Sand stated that shippers wanted to protect their supply chains, which came with a heavy price tag. He mentioned that the massive volumes shipped in May and June contributed to the severe congestion observed at ports in Asia and the dramatic spike in rates.
He added that those shippers who rushed their imports likely spent more than they had intended, but they clearly felt it was a price worth paying to reduce the level of risk in their supply chains later in the year. Sand noted that shippers had been importing Christmas goods as early as May because, in his view, hindsight was a luxury they did not possess and immediate action was necessary.
Demand may have peaked
There are signs that the record-levels of demand for container shipping from China to North America and North Europe may have peaked.
Average spot rates from the Far East to US West Coast and East Coast are now softening, having fallen by 17% and 3.2% respectively since 1 July. Average spot rates from the Far East to North Europe have held a little stronger, but have now fallen slightly by 1.6% since 31 July.

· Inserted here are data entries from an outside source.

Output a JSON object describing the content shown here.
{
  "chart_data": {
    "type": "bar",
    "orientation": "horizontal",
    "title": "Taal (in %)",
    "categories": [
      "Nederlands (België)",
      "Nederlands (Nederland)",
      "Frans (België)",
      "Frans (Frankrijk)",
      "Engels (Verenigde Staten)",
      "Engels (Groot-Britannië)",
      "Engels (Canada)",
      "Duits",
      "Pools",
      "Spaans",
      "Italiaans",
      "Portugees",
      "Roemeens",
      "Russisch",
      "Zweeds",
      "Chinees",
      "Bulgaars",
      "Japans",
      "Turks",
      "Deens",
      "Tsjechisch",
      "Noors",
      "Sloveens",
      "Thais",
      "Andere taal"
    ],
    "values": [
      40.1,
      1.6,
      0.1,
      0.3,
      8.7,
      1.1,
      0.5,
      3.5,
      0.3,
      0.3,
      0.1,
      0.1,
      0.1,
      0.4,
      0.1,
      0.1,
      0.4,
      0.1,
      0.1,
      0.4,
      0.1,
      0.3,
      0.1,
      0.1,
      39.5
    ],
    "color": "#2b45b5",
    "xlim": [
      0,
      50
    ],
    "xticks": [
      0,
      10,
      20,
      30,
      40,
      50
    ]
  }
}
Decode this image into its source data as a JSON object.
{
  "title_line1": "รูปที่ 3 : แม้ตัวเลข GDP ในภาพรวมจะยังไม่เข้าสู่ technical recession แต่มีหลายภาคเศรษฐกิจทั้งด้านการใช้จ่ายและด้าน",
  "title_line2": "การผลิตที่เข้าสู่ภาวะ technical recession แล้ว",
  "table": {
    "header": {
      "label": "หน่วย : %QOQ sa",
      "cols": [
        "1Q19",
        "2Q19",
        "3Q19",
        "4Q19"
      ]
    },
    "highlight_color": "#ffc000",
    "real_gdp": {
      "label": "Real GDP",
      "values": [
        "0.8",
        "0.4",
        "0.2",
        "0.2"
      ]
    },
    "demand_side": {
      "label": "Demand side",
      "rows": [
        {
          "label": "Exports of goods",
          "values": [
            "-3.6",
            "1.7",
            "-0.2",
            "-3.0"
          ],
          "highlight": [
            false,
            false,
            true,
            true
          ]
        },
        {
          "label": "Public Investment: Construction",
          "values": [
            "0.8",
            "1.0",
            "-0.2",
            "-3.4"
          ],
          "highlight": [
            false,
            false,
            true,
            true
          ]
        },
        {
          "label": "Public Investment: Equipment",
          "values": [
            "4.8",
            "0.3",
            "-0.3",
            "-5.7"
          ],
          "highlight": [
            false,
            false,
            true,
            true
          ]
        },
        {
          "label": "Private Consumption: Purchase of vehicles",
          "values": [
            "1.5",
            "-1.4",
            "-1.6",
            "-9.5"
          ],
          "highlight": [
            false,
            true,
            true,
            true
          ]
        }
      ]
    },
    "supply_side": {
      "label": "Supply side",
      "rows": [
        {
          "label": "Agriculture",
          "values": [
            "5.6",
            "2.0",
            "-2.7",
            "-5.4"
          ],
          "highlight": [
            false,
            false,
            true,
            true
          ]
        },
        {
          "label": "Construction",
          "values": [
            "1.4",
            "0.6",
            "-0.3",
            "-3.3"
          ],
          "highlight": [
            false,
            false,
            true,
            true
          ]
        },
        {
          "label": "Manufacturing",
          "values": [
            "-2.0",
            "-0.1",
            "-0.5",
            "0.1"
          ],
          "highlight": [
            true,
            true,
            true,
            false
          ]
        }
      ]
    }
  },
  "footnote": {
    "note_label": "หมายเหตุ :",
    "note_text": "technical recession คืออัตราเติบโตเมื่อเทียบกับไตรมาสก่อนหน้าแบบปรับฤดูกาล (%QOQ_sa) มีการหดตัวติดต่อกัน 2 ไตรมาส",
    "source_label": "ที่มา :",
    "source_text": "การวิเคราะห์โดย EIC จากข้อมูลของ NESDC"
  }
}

According to Sand, there is a clear correlation between record-breaking volumes and spot market developments on the major trades from China to North America and Northern Europe. He suggested that if spot rates are softening in August, it indicates that the peak in demand for ocean container shipping has likely already occurred, and volumes should be lower in July and August during what is typically considered the peak season.